While it was a slipped disk has put long-time stalwart midfield Bernd Schneider out of the Euro 2008 line-up, it remains unclear if a series of injuries has caused Werder Bremen captain Torsten Frings' performance to slip this season or if the 31-year-old's career is beginning its decent.
Either way he and Tim Borowski, who was substituted into six World Cup matches in 2006 and is moving south from Bremen to Bayern Munich next season, can count on making the trip to Austria and Switzerland while fellow World Cup holdover David Odonkor's spot on the national team is less than certain after a shaky season in Spain with Betis Sevilla.
Schweini will hope to improve on a lackluster season with Bayern
Since being chosen by Juergen Klinsmann for the 2006 World Cup, Stuttgart midfielder Thomas Hitzlsperger and Bayern's Bastian Schweinsteiger have seldom left Joggi's good graces and helped him book 15 wins and just two losses in his first 20 games as head coach. Piotr Trochowski, on the other hand, will have to improve on the single goal he scored in the German league this season to retain a ticket to Austria.

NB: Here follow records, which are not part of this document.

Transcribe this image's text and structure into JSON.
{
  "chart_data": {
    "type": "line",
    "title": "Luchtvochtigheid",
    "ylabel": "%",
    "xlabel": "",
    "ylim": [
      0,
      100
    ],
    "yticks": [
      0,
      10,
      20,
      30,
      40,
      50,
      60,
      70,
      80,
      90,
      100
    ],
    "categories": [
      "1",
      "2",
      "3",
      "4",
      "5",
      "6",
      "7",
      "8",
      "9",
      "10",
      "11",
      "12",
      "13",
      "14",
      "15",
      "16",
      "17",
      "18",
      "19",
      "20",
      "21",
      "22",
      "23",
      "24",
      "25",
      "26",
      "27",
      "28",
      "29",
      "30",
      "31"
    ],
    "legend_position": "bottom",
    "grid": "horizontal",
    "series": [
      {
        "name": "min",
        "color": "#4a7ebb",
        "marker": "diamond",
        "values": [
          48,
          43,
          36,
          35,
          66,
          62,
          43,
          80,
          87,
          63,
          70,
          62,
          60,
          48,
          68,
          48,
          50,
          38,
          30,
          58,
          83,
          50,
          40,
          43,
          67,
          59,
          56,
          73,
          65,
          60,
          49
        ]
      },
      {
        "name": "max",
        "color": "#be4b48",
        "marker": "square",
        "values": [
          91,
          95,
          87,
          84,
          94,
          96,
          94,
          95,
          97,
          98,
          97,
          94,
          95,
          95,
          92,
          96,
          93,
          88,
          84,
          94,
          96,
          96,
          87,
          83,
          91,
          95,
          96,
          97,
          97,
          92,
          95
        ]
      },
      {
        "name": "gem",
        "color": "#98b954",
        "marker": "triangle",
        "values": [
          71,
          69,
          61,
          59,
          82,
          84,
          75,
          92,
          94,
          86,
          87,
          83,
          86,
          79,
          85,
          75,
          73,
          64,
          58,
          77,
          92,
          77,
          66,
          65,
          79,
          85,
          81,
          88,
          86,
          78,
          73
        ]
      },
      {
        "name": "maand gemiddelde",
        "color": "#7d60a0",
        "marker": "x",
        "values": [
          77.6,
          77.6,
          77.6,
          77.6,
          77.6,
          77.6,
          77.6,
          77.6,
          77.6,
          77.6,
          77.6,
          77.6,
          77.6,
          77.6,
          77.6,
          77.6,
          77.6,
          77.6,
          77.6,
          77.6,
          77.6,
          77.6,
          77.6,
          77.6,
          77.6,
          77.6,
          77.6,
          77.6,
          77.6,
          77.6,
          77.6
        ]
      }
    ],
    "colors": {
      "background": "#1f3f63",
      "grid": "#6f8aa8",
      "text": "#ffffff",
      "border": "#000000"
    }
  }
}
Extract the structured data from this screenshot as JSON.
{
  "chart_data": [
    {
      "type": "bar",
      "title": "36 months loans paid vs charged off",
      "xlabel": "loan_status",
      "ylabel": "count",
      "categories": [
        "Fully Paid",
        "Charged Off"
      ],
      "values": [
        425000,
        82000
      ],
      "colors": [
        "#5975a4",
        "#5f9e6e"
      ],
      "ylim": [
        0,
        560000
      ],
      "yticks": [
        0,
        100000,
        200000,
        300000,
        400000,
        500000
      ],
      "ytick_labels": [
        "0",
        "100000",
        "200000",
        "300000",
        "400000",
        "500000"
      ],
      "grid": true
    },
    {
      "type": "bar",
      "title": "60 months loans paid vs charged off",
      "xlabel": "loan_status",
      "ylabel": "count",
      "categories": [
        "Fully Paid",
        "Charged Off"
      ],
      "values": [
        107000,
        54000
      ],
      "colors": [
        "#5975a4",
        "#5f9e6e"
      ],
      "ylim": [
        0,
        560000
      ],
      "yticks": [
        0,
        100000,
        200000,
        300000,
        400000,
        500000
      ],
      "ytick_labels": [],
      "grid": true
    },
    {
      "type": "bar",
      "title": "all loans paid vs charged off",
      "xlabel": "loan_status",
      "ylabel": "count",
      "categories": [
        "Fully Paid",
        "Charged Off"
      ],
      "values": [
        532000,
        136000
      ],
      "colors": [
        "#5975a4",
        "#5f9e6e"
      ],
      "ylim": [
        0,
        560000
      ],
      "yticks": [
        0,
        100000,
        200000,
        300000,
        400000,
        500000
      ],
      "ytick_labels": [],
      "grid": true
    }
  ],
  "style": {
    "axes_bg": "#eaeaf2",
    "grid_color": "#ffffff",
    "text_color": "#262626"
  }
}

Loew made clear that first-rate performances in the Bundesliga convinced him that Jermaine Jones and Simon Rolfes, called Germany's best field player by Kicker sports magazine, deserved a second look before he announced his final roster.
Defensive gaps closed in goal
A foot operation wasn't enough to keep Loew from nominating workhorse Christoph Metzelder, despite the central defender's recent return to Real Madrid's starting 11.
Germany's main goalkeeping question is about who will be on the bench
Most at home on the left side, Bayern's Philipp Lahm has proven capable of filling in wherever Loew needs him, and could potentially slide into a central position to anchor an otherwise shaky defense with Per Mertesacker if needed.
Marcel Jansen and Clemens Fritz provide the team with quickness on the flanks but, like central defender Arne Friedrich, have wobbled in past when dressed in Germany's black, red and gold jerseys.
With just two appearances for Germany, 25-year-old Heiko Westermann is the only recent arrival on the back line, but his aggressive nature -- he scored four goals for Schalke this season -- makes him a good fit in Germany's offensive-minded defense.
While no one in Germany was surprised when Loew nominated Jens Lehmann as his first choice between the posts, the exclusion of long-time backup goalie Timo Hildebrand in favor of Robert Enke and newcomer Rene Adler did catch many off guard.
When presenting the team Loew said the decision to leave out Hildebrand had been particularly difficult, but he would not be drawn on whether it was the end of the former Stuttgart keepers' international career.